This paper presents auto-tuned primal-dual successive convexification (Auto-SCvx), an algorithm designed to reliably achieve dynamically-feasible trajectory solutions for constrained hypersonic reentry optimal control problems across a large mission parameter space. In Auto-SCvx, we solve a sequence of convex subproblems until convergence to a solution of the original nonconvex problem. This method iteratively optimizes dual variables in closed-form in order to update the penalty hyperparameters used in the primal variable updates. A benefit of this method is that it is auto-tuning, and requires no hand-tuning by the user with respect to the constraint penalty weights. Several example hypersonic reentry problems are posed and solved using this method, and comparative studies are conducted against current methods. In these numerical studies, our algorithm demonstrates equal and often improved performance while not requiring hand-tuning of penalty hyperparameters.

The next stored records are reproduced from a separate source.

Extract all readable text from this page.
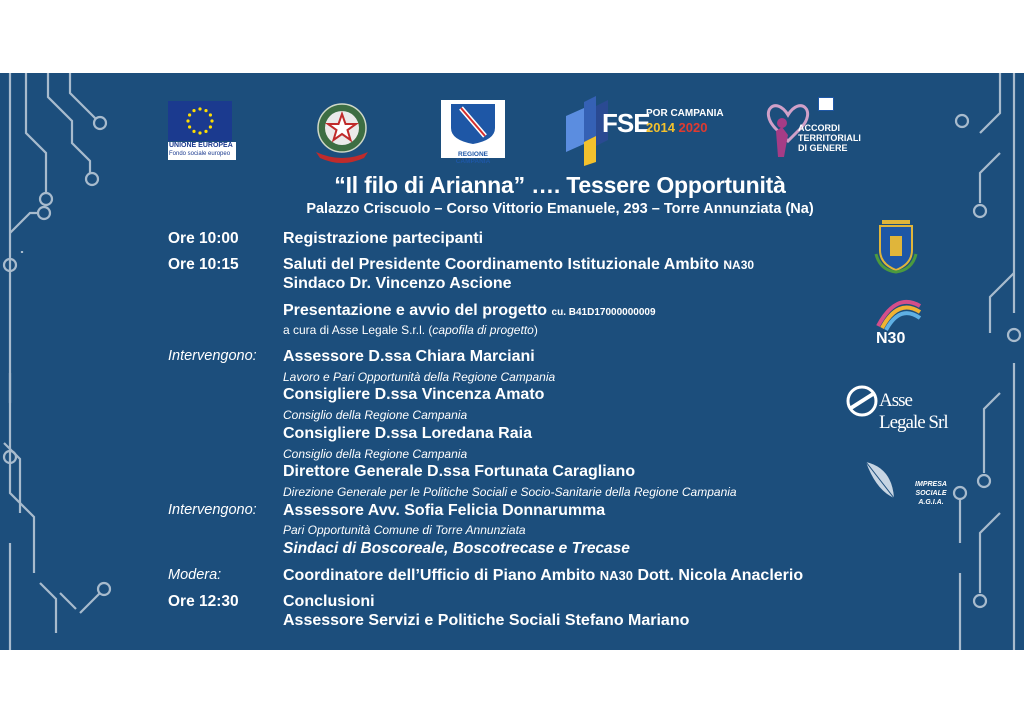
UNIONE EUROPEA
Fondo sociale europeo	REGIONE CAMPANIA
FSE
POR CAMPANIA
2014 2020	ACCORDI
TERRITORIALI
DI GENERE
N30
Asse Legale Srl
IMPRESA SOCIALE
A.G.I.A.
“Il filo di Arianna” …. Tessere Opportunità
Palazzo Criscuolo – Corso Vittorio Emanuele, 293 – Torre Annunziata (Na)
Ore 10:00	Registrazione partecipanti
Ore 10:15	Saluti del Presidente Coordinamento Istituzionale Ambito NA30
Sindaco Dr. Vincenzo Ascione
Presentazione e avvio del progetto cu. B41D17000000009
a cura di Asse Legale S.r.l. (capofila di progetto)
Intervengono: Assessore D.ssa Chiara Marciani
Lavoro e Pari Opportunità della Regione Campania
Consigliere D.ssa Vincenza Amato
Consiglio della Regione Campania
Consigliere D.ssa Loredana Raia
Consiglio della Regione Campania
Direttore Generale D.ssa Fortunata Caragliano
Direzione Generale per le Politiche Sociali e Socio-Sanitarie della Regione Campania
Intervengono: Assessore Avv. Sofia Felicia Donnarumma
Pari Opportunità Comune di Torre Annunziata
Sindaci di Boscoreale, Boscotrecase e Trecase
Modera:	Coordinatore dell’Ufficio di Piano Ambito NA30 Dott. Nicola Anaclerio
Ore 12:30	Conclusioni
Assessore Servizi e Politiche Sociali Stefano Mariano
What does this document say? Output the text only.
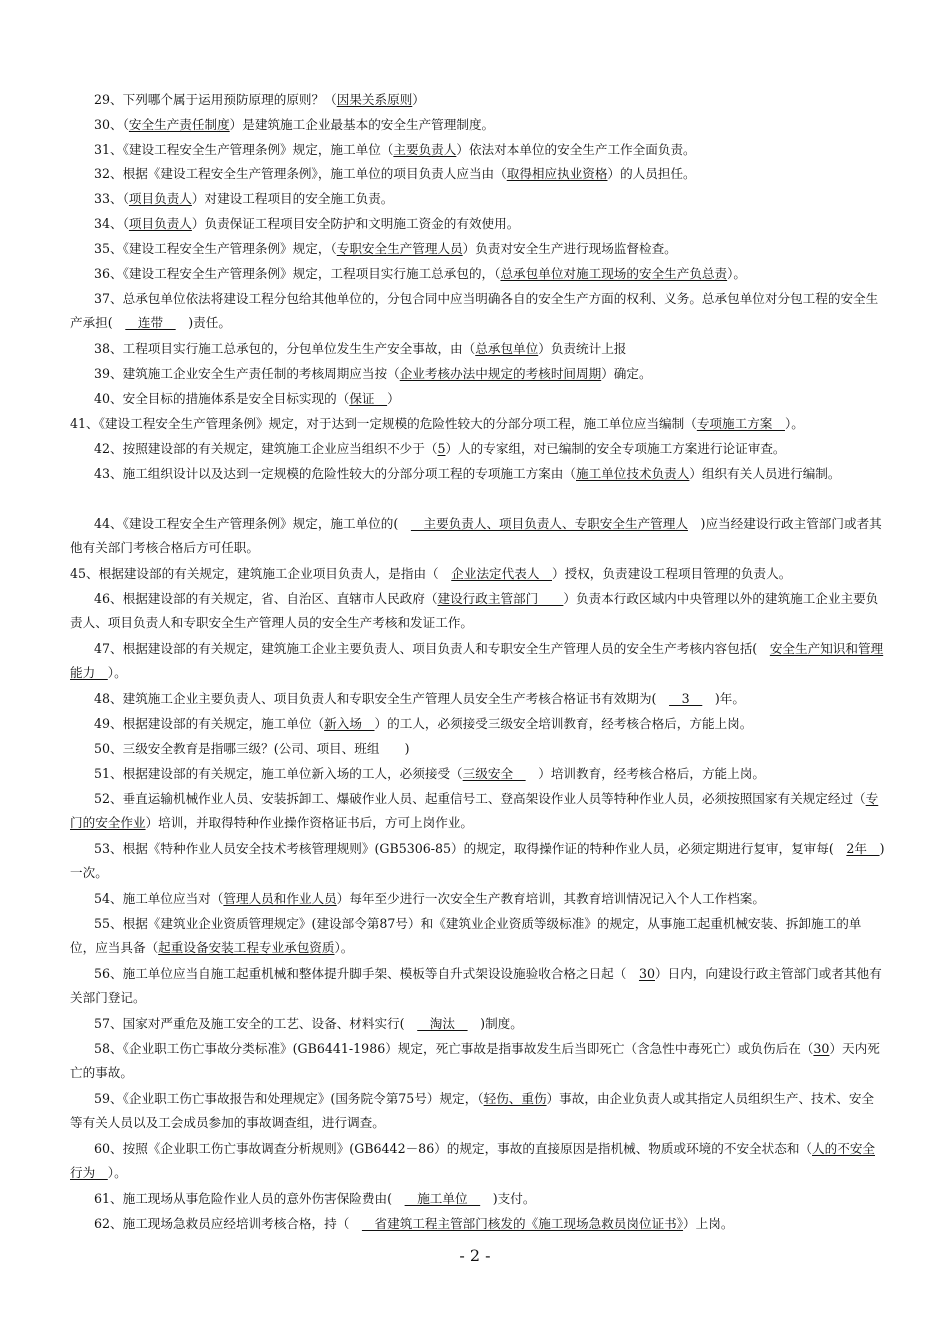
29、下列哪个属于运用预防原理的原则？（因果关系原则）
30、（安全生产责任制度）是建筑施工企业最基本的安全生产管理制度。
31、《建设工程安全生产管理条例》规定，施工单位（主要负责人）依法对本单位的安全生产工作全面负责。
32、根据《建设工程安全生产管理条例》，施工单位的项目负责人应当由（取得相应执业资格）的人员担任。
33、（项目负责人）对建设工程项目的安全施工负责。
34、（项目负责人）负责保证工程项目安全防护和文明施工资金的有效使用。
35、《建设工程安全生产管理条例》规定，（专职安全生产管理人员）负责对安全生产进行现场监督检查。
36、《建设工程安全生产管理条例》规定，工程项目实行施工总承包的，（总承包单位对施工现场的安全生产负总责）。
37、总承包单位依法将建设工程分包给其他单位的，分包合同中应当明确各自的安全生产方面的权利、义务。总承包单位对分包工程的安全生产承担(　　连带　　)责任。
38、工程项目实行施工总承包的，分包单位发生生产安全事故，由（总承包单位）负责统计上报
39、建筑施工企业安全生产责任制的考核周期应当按（企业考核办法中规定的考核时间周期）确定。
40、安全目标的措施体系是安全目标实现的（保证　）
41、《建设工程安全生产管理条例》规定，对于达到一定规模的危险性较大的分部分项工程，施工单位应当编制（专项施工方案　）。
42、按照建设部的有关规定，建筑施工企业应当组织不少于（5）人的专家组，对已编制的安全专项施工方案进行论证审查。
43、施工组织设计以及达到一定规模的危险性较大的分部分项工程的专项施工方案由（施工单位技术负责人）组织有关人员进行编制。
44、《建设工程安全生产管理条例》规定，施工单位的(　　主要负责人、项目负责人、专职安全生产管理人　)应当经建设行政主管部门或者其他有关部门考核合格后方可任职。
45、根据建设部的有关规定，建筑施工企业项目负责人，是指由（　企业法定代表人　）授权，负责建设工程项目管理的负责人。
46、根据建设部的有关规定，省、自治区、直辖市人民政府（建设行政主管部门　　）负责本行政区域内中央管理以外的建筑施工企业主要负责人、项目负责人和专职安全生产管理人员的安全生产考核和发证工作。
47、根据建设部的有关规定，建筑施工企业主要负责人、项目负责人和专职安全生产管理人员的安全生产考核内容包括(　安全生产知识和管理能力　）。
48、建筑施工企业主要负责人、项目负责人和专职安全生产管理人员安全生产考核合格证书有效期为(　　3　　)年。
49、根据建设部的有关规定，施工单位（新入场　）的工人，必须接受三级安全培训教育，经考核合格后，方能上岗。
50、三级安全教育是指哪三级？(公司、项目、班组　　)
51、根据建设部的有关规定，施工单位新入场的工人，必须接受（三级安全　　）培训教育，经考核合格后，方能上岗。
52、垂直运输机械作业人员、安装拆卸工、爆破作业人员、起重信号工、登高架设作业人员等特种作业人员，必须按照国家有关规定经过（专门的安全作业）培训，并取得特种作业操作资格证书后，方可上岗作业。
53、根据《特种作业人员安全技术考核管理规则》(GB5306-85）的规定，取得操作证的特种作业人员，必须定期进行复审，复审每(　2年　)一次。
54、施工单位应当对（管理人员和作业人员）每年至少进行一次安全生产教育培训，其教育培训情况记入个人工作档案。
55、根据《建筑业企业资质管理规定》(建设部令第87号）和《建筑业企业资质等级标准》的规定，从事施工起重机械安装、拆卸施工的单位，应当具备（起重设备安装工程专业承包资质）。
56、施工单位应当自施工起重机械和整体提升脚手架、模板等自升式架设设施验收合格之日起（　30）日内，向建设行政主管部门或者其他有关部门登记。
57、国家对严重危及施工安全的工艺、设备、材料实行(　　淘汰　　)制度。
58、《企业职工伤亡事故分类标准》(GB6441-1986）规定，死亡事故是指事故发生后当即死亡（含急性中毒死亡）或负伤后在（30）天内死亡的事故。
59、《企业职工伤亡事故报告和处理规定》(国务院令第75号）规定，（轻伤、重伤）事故，由企业负责人或其指定人员组织生产、技术、安全等有关人员以及工会成员参加的事故调查组，进行调查。
60、按照《企业职工伤亡事故调查分析规则》(GB6442－86）的规定，事故的直接原因是指机械、物质或环境的不安全状态和（人的不安全行为　）。
61、施工现场从事危险作业人员的意外伤害保险费由(　　施工单位　　)支付。
62、施工现场急救员应经培训考核合格，持（　　省建筑工程主管部门核发的《施工现场急救员岗位证书》）上岗。
- 2 -
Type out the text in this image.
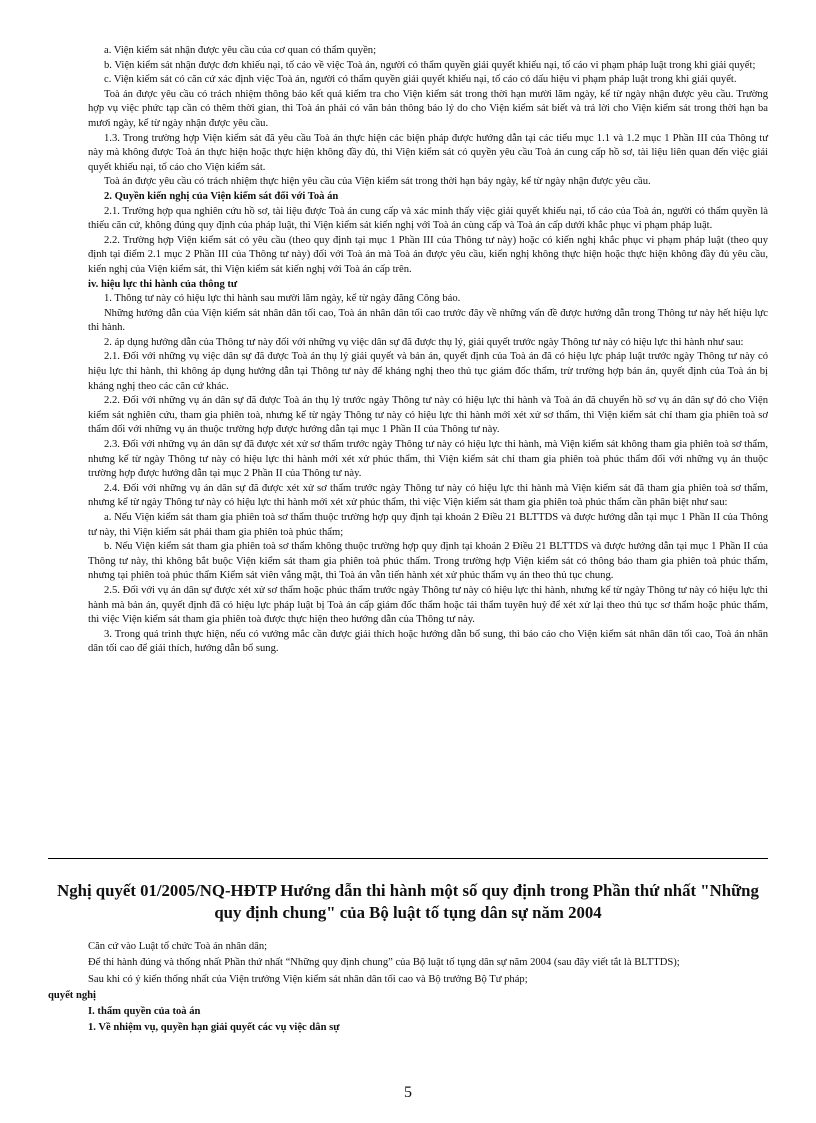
a. Viện kiểm sát nhận được yêu cầu của cơ quan có thẩm quyền;

b. Viện kiểm sát nhận được đơn khiếu nại, tố cáo về việc Toà án, người có thẩm quyền giải quyết khiếu nại, tố cáo vi phạm pháp luật trong khi giải quyết;

c. Viện kiểm sát có căn cứ xác định việc Toà án, người có thẩm quyền giải quyết khiếu nại, tố cáo có dấu hiệu vi phạm pháp luật trong khi giải quyết.

Toà án được yêu cầu có trách nhiệm thông báo kết quả kiểm tra cho Viện kiểm sát trong thời hạn mười lăm ngày, kể từ ngày nhận được yêu cầu. Trường hợp vụ việc phức tạp cần có thêm thời gian, thì Toà án phải có văn bản thông báo lý do cho Viện kiểm sát biết và trả lời cho Viện kiểm sát trong thời hạn ba mươi ngày, kể từ ngày nhận được yêu cầu.

1.3. Trong trường hợp Viện kiểm sát đã yêu cầu Toà án thực hiện các biện pháp được hướng dẫn tại các tiểu mục 1.1 và 1.2 mục 1 Phần III của Thông tư này mà không được Toà án thực hiện hoặc thực hiện không đầy đủ, thì Viện kiểm sát có quyền yêu cầu Toà án cung cấp hồ sơ, tài liệu liên quan đến việc giải quyết khiếu nại, tố cáo cho Viện kiểm sát.

Toà án được yêu cầu có trách nhiệm thực hiện yêu cầu của Viện kiểm sát trong thời hạn bảy ngày, kể từ ngày nhận được yêu cầu.

2. Quyền kiến nghị của Viện kiểm sát đối với Toà án

2.1. Trường hợp qua nghiên cứu hồ sơ, tài liệu được Toà án cung cấp và xác minh thấy việc giải quyết khiếu nại, tố cáo của Toà án, người có thẩm quyền là thiếu căn cứ, không đúng quy định của pháp luật, thì Viện kiểm sát kiến nghị với Toà án cùng cấp và Toà án cấp dưới khắc phục vi phạm pháp luật.

2.2. Trường hợp Viện kiểm sát có yêu cầu (theo quy định tại mục 1 Phần III của Thông tư này) hoặc có kiến nghị khắc phục vi phạm pháp luật (theo quy định tại điểm 2.1 mục 2 Phần III của Thông tư này) đối với Toà án mà Toà án được yêu cầu, kiến nghị không thực hiện hoặc thực hiện không đầy đủ yêu cầu, kiến nghị của Viện kiểm sát, thì Viện kiểm sát kiến nghị với Toà án cấp trên.

iv. hiệu lực thi hành của thông tư

1. Thông tư này có hiệu lực thi hành sau mười lăm ngày, kể từ ngày đăng Công báo.

Những hướng dẫn của Viện kiểm sát nhân dân tối cao, Toà án nhân dân tối cao trước đây về những vấn đề được hướng dẫn trong Thông tư này hết hiệu lực thi hành.

2. áp dụng hướng dẫn của Thông tư này đối với những vụ việc dân sự đã được thụ lý, giải quyết trước ngày Thông tư này có hiệu lực thi hành như sau:

2.1. Đối với những vụ việc dân sự đã được Toà án thụ lý giải quyết và bản án, quyết định của Toà án đã có hiệu lực pháp luật trước ngày Thông tư này có hiệu lực thi hành, thì không áp dụng hướng dẫn tại Thông tư này để kháng nghị theo thủ tục giám đốc thẩm, trừ trường hợp bản án, quyết định của Toà án bị kháng nghị theo các căn cứ khác.

2.2. Đối với những vụ án dân sự đã được Toà án thụ lý trước ngày Thông tư này có hiệu lực thi hành và Toà án đã chuyển hồ sơ vụ án dân sự đó cho Viện kiểm sát nghiên cứu, tham gia phiên toà, nhưng kể từ ngày Thông tư này có hiệu lực thi hành mới xét xử sơ thẩm, thì Viện kiểm sát chỉ tham gia phiên toà sơ thẩm đối với những vụ án thuộc trường hợp được hướng dẫn tại mục 1 Phần II của Thông tư này.

2.3. Đối với những vụ án dân sự đã được xét xử sơ thẩm trước ngày Thông tư này có hiệu lực thi hành, mà Viện kiểm sát không tham gia phiên toà sơ thẩm, nhưng kể từ ngày Thông tư này có hiệu lực thi hành mới xét xử phúc thẩm, thì Viện kiểm sát chỉ tham gia phiên toà phúc thẩm đối với những vụ án thuộc trường hợp được hướng dẫn tại mục 2 Phần II của Thông tư này.

2.4. Đối với những vụ án dân sự đã được xét xử sơ thẩm trước ngày Thông tư này có hiệu lực thi hành mà Viện kiểm sát đã tham gia phiên toà sơ thẩm, nhưng kể từ ngày Thông tư này có hiệu lực thi hành mới xét xử phúc thẩm, thì việc Viện kiểm sát tham gia phiên toà phúc thẩm cần phân biệt như sau:

a. Nếu Viện kiểm sát tham gia phiên toà sơ thẩm thuộc trường hợp quy định tại khoản 2 Điều 21 BLTTDS và được hướng dẫn tại mục 1 Phần II của Thông tư này, thì Viện kiểm sát phải tham gia phiên toà phúc thẩm;

b. Nếu Viện kiểm sát tham gia phiên toà sơ thẩm không thuộc trường hợp quy định tại khoản 2 Điều 21 BLTTDS và được hướng dẫn tại mục 1 Phần II của Thông tư này, thì không bắt buộc Viện kiểm sát tham gia phiên toà phúc thẩm. Trong trường hợp Viện kiểm sát có thông báo tham gia phiên toà phúc thẩm, nhưng tại phiên toà phúc thẩm Kiểm sát viên vắng mặt, thì Toà án vẫn tiến hành xét xử phúc thẩm vụ án theo thủ tục chung.

2.5. Đối với vụ án dân sự được xét xử sơ thẩm hoặc phúc thẩm trước ngày Thông tư này có hiệu lực thi hành, nhưng kể từ ngày Thông tư này có hiệu lực thi hành mà bản án, quyết định đã có hiệu lực pháp luật bị Toà án cấp giám đốc thẩm hoặc tái thẩm tuyên huỷ để xét xử lại theo thủ tục sơ thẩm hoặc phúc thẩm, thì việc Viện kiểm sát tham gia phiên toà được thực hiện theo hướng dẫn của Thông tư này.

3. Trong quá trình thực hiện, nếu có vướng mắc cần được giải thích hoặc hướng dẫn bổ sung, thì báo cáo cho Viện kiểm sát nhân dân tối cao, Toà án nhân dân tối cao để giải thích, hướng dẫn bổ sung.

Nghị quyết 01/2005/NQ-HĐTP Hướng dẫn thi hành một số quy định trong Phần thứ nhất "Những quy định chung" của Bộ luật tố tụng dân sự năm 2004

Căn cứ vào Luật tổ chức Toà án nhân dân;

Để thi hành đúng và thống nhất Phần thứ nhất “Những quy định chung” của Bộ luật tố tụng dân sự năm 2004 (sau đây viết tắt là BLTTDS);

Sau khi có ý kiến thống nhất của Viện trưởng Viện kiểm sát nhân dân tối cao và Bộ trưởng Bộ Tư pháp;

quyết nghị

I. thẩm quyền của toà án

1. Về nhiệm vụ, quyền hạn giải quyết các vụ việc dân sự

5
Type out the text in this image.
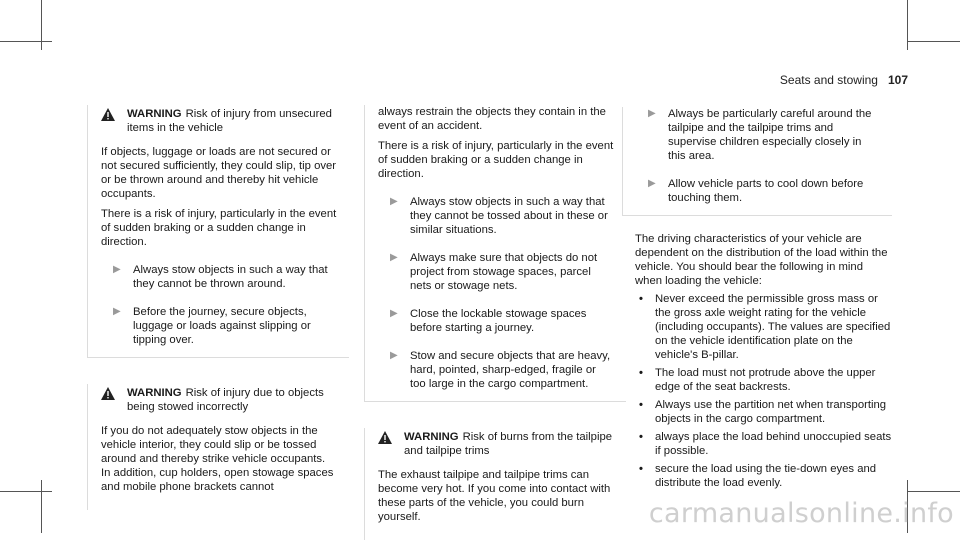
Seats and stowing 107
WARNING Risk of injury from unsecured items in the vehicle

If objects, luggage or loads are not secured or not secured sufficiently, they could slip, tip over or be thrown around and thereby hit vehicle occupants.

There is a risk of injury, particularly in the event of sudden braking or a sudden change in direction.

▶ Always stow objects in such a way that they cannot be thrown around.
▶ Before the journey, secure objects, luggage or loads against slipping or tipping over.
WARNING Risk of injury due to objects being stowed incorrectly

If you do not adequately stow objects in the vehicle interior, they could slip or be tossed around and thereby strike vehicle occupants. In addition, cup holders, open stowage spaces and mobile phone brackets cannot

always restrain the objects they contain in the event of an accident.

There is a risk of injury, particularly in the event of sudden braking or a sudden change in direction.

▶ Always stow objects in such a way that they cannot be tossed about in these or similar situations.
▶ Always make sure that objects do not project from stowage spaces, parcel nets or stowage nets.
▶ Close the lockable stowage spaces before starting a journey.
▶ Stow and secure objects that are heavy, hard, pointed, sharp-edged, fragile or too large in the cargo compartment.
WARNING Risk of burns from the tailpipe and tailpipe trims

The exhaust tailpipe and tailpipe trims can become very hot. If you come into contact with these parts of the vehicle, you could burn yourself.

▶ Always be particularly careful around the tailpipe and the tailpipe trims and supervise children especially closely in this area.
▶ Allow vehicle parts to cool down before touching them.

The driving characteristics of your vehicle are dependent on the distribution of the load within the vehicle. You should bear the following in mind when loading the vehicle:

• Never exceed the permissible gross mass or the gross axle weight rating for the vehicle (including occupants). The values are specified on the vehicle identification plate on the vehicle's B-pillar.
• The load must not protrude above the upper edge of the seat backrests.
• Always use the partition net when transporting objects in the cargo compartment.
• always place the load behind unoccupied seats if possible.
• secure the load using the tie-down eyes and distribute the load evenly.
carmanualsonline.info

This page presents visualizations of how our automated penalty weight tuning mechanism evolves throughout the SCP-based trajectory optimization process. These visualizations highlight the adaptive nature of our penalty weight update scheme and its impact on trajectory convergence. In both examples, this represents a nonlinear propagation of the optimal control solution, used to verify dynamic feasibility.
Heat Rate Analysis: The first image displays the evolution of both quadratic and linear penalty weights across algorithm iterations for each constraint at each point in time, with colors at each node indicating their respective values. The second image presents the same penalty weight evolution as the first image but in altitude-velocity space, providing an alternative perspective on constraint handling.
Terminal Weights Analysis: This displays the evolution of quadratic penalty weights for the terminal condition constraint (right) and the corresponding trajectory approaching the terminal condition (left).